In this course, we will focus on algorithmic approches for entity resolution in the Web of data. We will study approaches that aim to reduce the set of possible comparisons to be performed between data collections, like blocking and meta-blocking, and approaches that aim to minimize the number of missed matches via an iterative entity resolution process that exploits any intermediate results of blocking and matching in order to discover new candidate description pairs for resolution. Moreover, we will discuss works on progressive entity resolution, which attempt to discover as many matches as possible given limited computing budget, by estimating the matching likelihood of yet unresolved descriptions, based on the matches found so far.
After completing the course, the student is expected to:
- know the basic concepts and techniques for big data entity resolution, including blocking and meta-blocking techniques, and techniques for iterative and progressive entity resolution,
- be able to handle contemporary research issues and problems on big data entity resolution, and
- solve real-world problems.
Modes of study
Lectures, assignments, project, student presentations in class.

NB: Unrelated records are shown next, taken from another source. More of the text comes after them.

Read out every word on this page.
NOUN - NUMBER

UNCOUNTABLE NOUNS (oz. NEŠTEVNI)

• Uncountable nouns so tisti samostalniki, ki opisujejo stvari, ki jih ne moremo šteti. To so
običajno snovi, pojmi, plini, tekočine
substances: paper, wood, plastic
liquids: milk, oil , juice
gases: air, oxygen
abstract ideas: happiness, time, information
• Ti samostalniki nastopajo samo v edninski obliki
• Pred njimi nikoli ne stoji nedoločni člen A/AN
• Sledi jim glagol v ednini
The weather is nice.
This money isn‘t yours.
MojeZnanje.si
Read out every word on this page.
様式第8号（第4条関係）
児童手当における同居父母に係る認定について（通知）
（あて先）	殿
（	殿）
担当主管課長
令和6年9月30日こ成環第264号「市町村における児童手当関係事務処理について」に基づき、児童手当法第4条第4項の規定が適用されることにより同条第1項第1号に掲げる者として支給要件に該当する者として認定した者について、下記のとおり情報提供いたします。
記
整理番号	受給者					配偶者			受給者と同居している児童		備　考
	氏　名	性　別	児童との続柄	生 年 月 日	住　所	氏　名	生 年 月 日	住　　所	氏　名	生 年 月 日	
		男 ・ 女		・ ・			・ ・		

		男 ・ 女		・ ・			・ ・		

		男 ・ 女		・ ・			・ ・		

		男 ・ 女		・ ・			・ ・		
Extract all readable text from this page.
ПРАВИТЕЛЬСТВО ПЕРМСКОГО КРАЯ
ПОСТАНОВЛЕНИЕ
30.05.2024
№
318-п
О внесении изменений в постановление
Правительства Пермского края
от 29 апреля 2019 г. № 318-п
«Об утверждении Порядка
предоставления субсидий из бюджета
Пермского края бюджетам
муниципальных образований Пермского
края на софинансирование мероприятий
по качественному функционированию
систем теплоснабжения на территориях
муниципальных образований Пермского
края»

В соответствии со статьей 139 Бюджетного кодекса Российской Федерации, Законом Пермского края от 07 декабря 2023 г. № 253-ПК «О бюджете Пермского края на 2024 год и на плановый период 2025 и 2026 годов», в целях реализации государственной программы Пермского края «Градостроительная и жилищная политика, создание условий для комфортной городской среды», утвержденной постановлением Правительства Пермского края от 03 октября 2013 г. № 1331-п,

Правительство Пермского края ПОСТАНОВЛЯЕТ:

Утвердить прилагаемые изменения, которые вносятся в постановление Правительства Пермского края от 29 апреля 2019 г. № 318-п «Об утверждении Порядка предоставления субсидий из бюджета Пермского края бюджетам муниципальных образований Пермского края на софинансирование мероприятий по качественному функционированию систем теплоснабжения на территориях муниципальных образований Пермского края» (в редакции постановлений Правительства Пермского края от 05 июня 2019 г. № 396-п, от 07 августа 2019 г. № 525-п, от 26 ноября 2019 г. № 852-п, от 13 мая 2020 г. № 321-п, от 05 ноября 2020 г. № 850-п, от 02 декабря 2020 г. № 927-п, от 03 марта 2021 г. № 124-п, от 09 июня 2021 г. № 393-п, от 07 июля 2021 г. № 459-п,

Course Work and Assessment
Assignments (3) (50%)
- Assignments will include short presentations answering questions on research papers related to the course.
- Students will be divided into presenters and reviewers. Both will study the same topic. In rounds, some of the students will make the presentation, and the rest will be responsible for reviewing the presentation, e.g., by explaining their viewpoint on the topic.
- The project will include implementation of algorithms that realize steps of the entity resolution process (create groups of 2).
- The project will be accompanied with a short report (5-6 pages long), describing algorithms and experimental evaluation.
- The project will be evaluated at the end of the period.